Orban has rejected an EU plan to distribute refugees around the bloc as “mad and unfair” and warned that “a modern mass migration could take place of millions, even tens of millions and even hundreds of millions.”

“There is no way back from a multicultural Europe. Neither to a Christian Europe, nor to a world of national cultures,” he said in June. “If we make a mistake now, it will be forever.”

Neighbouring Slovakia has said it will accept 200 refugees from the Middle East, but it only wants Christians because, among other issues, the country doesn't have any mosques.

"Since Slovakia is a Christian country, we cannot tolerate an influx of 300,000-400,000 Muslim immigrants who would like to start building mosques all over our land and trying to change the nature, culture and values of the state," Slovak prime minister Robert Fico said earlier this year.

Echoing comments from Orban that there "is a clear link between illegal migrants coming to Europe and the spread of terrorism", Czech president Milos Zeman said in June that "by accepting the migrants, we strongly facilitate Islamic State's expansion to Europe."

After police fired teargas to stop migrants breaking out of a camp last month, Zeman said: “Nobody invited you here… If you are already here, you have to respect our rules.
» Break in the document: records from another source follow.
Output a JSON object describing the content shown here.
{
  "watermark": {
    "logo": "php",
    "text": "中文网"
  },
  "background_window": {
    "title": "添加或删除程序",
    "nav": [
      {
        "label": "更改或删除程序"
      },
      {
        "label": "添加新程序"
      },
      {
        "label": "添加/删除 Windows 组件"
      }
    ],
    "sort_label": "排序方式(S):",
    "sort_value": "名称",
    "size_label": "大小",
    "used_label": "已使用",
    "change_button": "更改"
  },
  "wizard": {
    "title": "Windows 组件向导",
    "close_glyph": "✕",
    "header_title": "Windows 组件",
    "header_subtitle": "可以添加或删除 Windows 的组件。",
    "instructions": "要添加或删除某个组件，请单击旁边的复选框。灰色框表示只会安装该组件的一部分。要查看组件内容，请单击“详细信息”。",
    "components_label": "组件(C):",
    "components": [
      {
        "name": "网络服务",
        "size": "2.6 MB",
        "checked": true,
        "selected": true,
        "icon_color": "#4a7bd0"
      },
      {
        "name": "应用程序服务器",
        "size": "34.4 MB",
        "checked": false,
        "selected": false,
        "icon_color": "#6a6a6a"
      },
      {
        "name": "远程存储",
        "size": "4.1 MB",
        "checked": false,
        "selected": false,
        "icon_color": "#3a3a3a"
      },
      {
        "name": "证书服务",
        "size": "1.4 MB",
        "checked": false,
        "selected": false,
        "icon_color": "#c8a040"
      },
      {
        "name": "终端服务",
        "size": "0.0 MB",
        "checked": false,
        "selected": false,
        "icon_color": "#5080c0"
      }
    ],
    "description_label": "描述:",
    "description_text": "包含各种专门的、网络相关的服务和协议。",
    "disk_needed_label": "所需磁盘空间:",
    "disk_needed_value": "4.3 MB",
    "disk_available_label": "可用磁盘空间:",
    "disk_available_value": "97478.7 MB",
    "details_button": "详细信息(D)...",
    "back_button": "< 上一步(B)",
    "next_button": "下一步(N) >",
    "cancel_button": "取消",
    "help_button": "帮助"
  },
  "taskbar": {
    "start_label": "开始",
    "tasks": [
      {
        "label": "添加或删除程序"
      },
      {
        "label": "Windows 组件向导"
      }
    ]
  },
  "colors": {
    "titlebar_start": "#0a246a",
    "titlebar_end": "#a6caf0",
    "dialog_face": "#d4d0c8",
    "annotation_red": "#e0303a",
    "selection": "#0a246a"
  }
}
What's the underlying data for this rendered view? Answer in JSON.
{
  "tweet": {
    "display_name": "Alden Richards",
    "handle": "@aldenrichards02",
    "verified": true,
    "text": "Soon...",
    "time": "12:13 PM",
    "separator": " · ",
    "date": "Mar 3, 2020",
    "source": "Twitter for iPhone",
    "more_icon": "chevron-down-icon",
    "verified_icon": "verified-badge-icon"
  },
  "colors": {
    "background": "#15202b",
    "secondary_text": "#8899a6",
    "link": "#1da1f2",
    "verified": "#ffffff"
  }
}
And if you don’t like it, go away.”

The Czech Republic was more inclined to take refugees who may flee the conflict in eastern Ukraine, Zeman said, because "unlike the Islamic ones, they are much more able to assimilate."
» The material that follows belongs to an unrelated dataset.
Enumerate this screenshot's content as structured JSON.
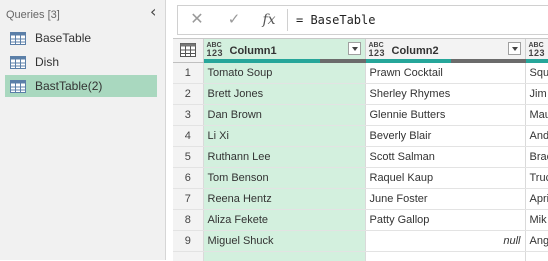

Poland recently accepted 2,000 refugees to ease pressure on Italy and Greece, but resists calls for more even distribution of refugees from the Middle East, with new president Andrzej Duda also citing the need to prepare for a possible influx from Ukraine.
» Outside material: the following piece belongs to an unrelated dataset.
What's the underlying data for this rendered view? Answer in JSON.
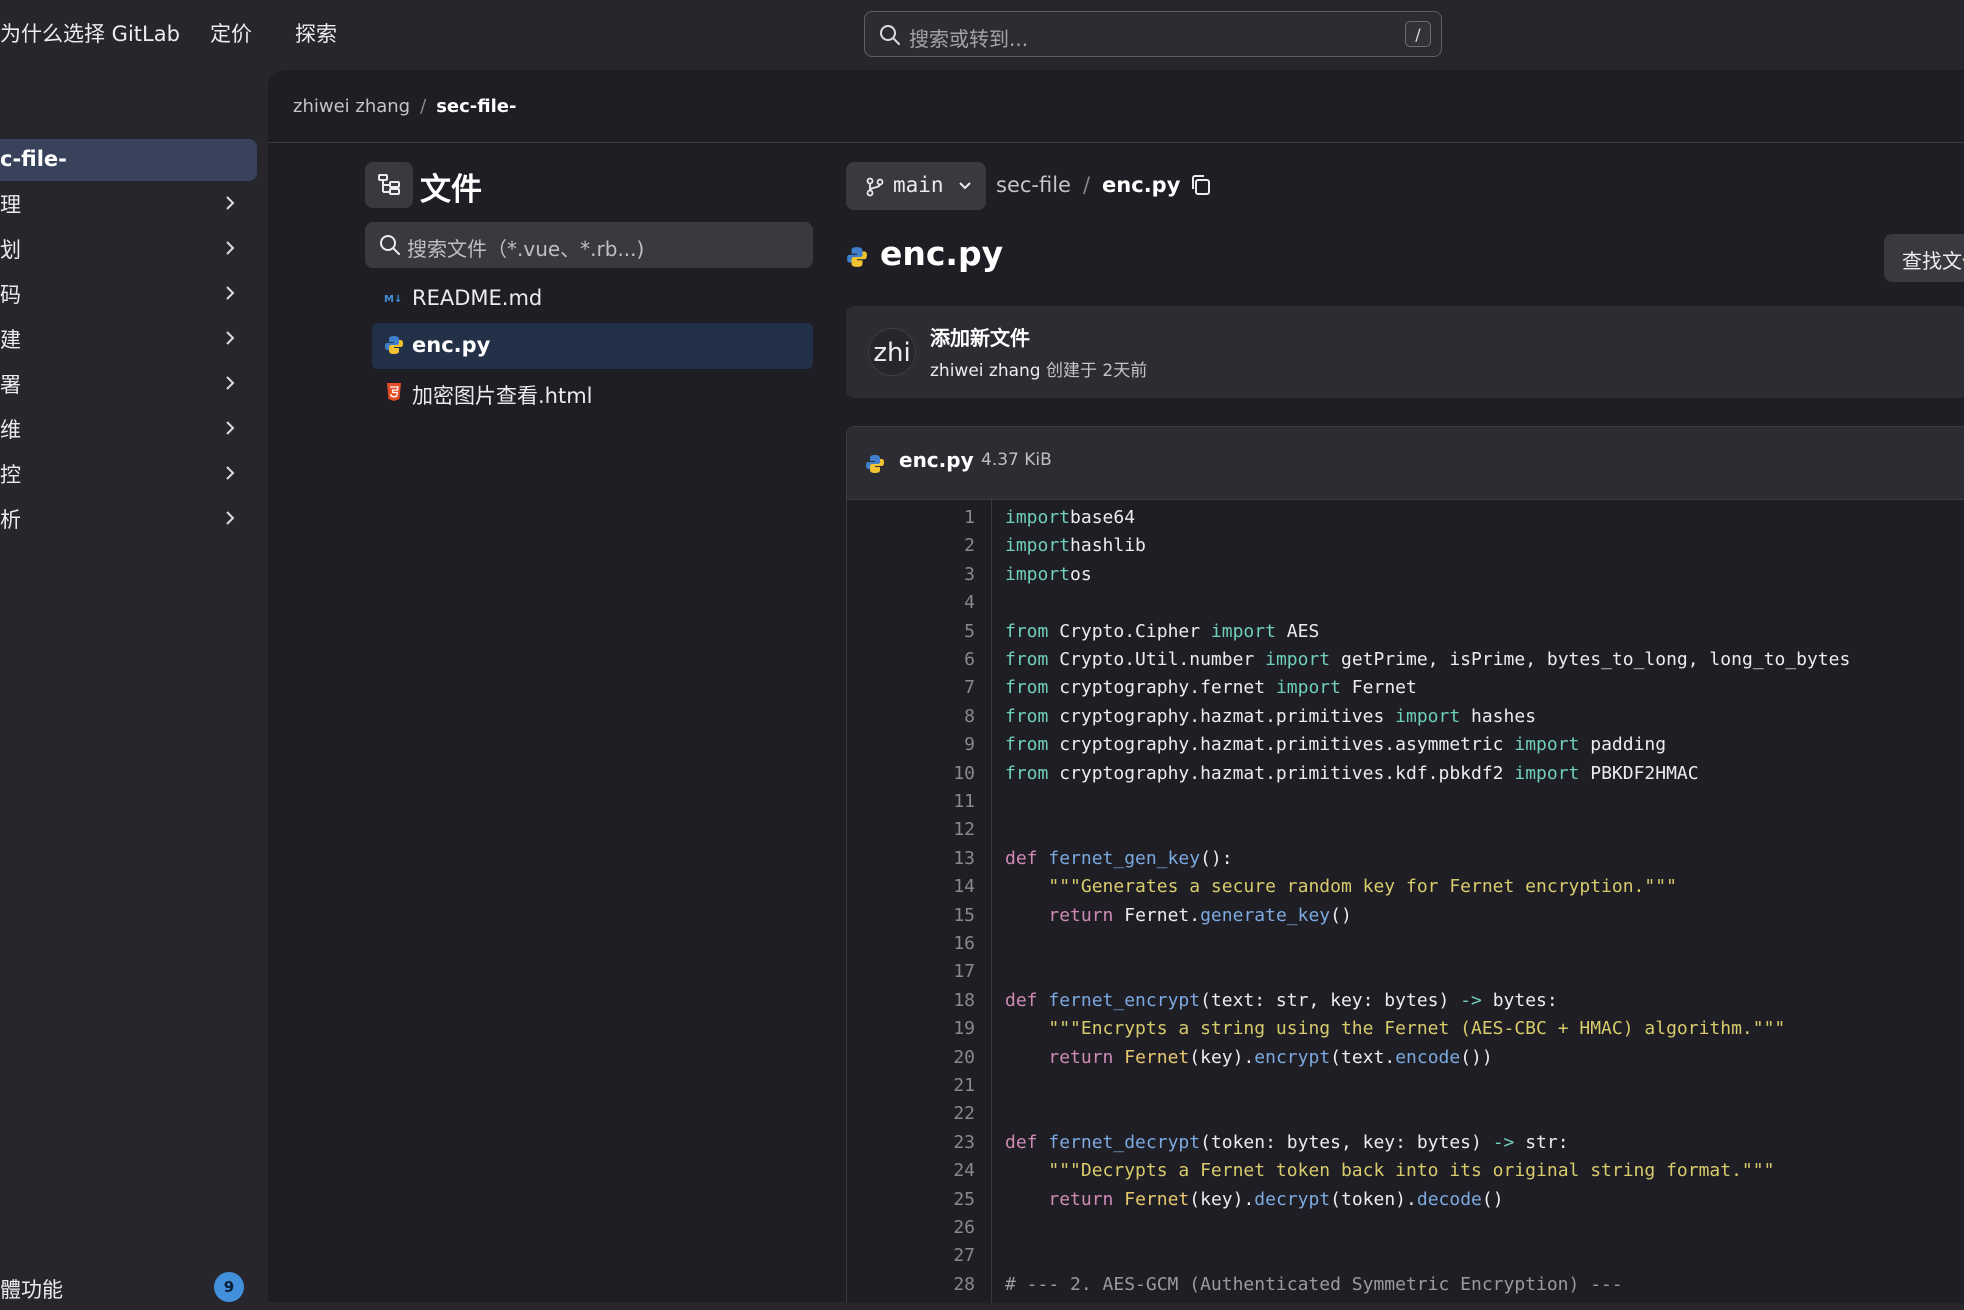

“If the conflict escalates again, many more refugees will come to us,” Duda said this week, claiming there were “already indications that hundreds of thousands of Ukrainians want to flee to us.”

“Other European countries should consider that when we talk about a willingness to help,” he added.

While resisting distribution of refugees around the EU to reduce the burden on the most popular states for migrants like Germany, Sweden and the Netherlands, eastern European countries increasingly characterise the crisis as a security issue.

Hungary is building its fence, and is sending more than 2,000 police to the Serbia border to form rapid-reaction “hunting” units and may also deploy the army.

Bulgaria fears the fence will re-route migrants through its territory, and has deployed 25 soldiers to help police near the Macedonian frontier, while Czech finance minister Andrej Babis said this week that "we have to engage Nato" to guard EU borders against illegal migrants.

It would take a great deal of EU cash to persuade eastern European states to agree to a major quota scheme, and refugees may resist being sent to Latvia or Bulgaria when their hearts were set on life in western Europe.

What Europe and the refugees need above all, however, is uncharacteristically swift, bold and co-ordinated EU action. "Either there's solidarity or don't waste our time," Italian prime minister Matteo Renzi reportedly told a summit of EU leaders in June, when they baulked at distributing a mere 40,000 refugees around the bloc.

“If this is your idea of Europe, you can keep it.”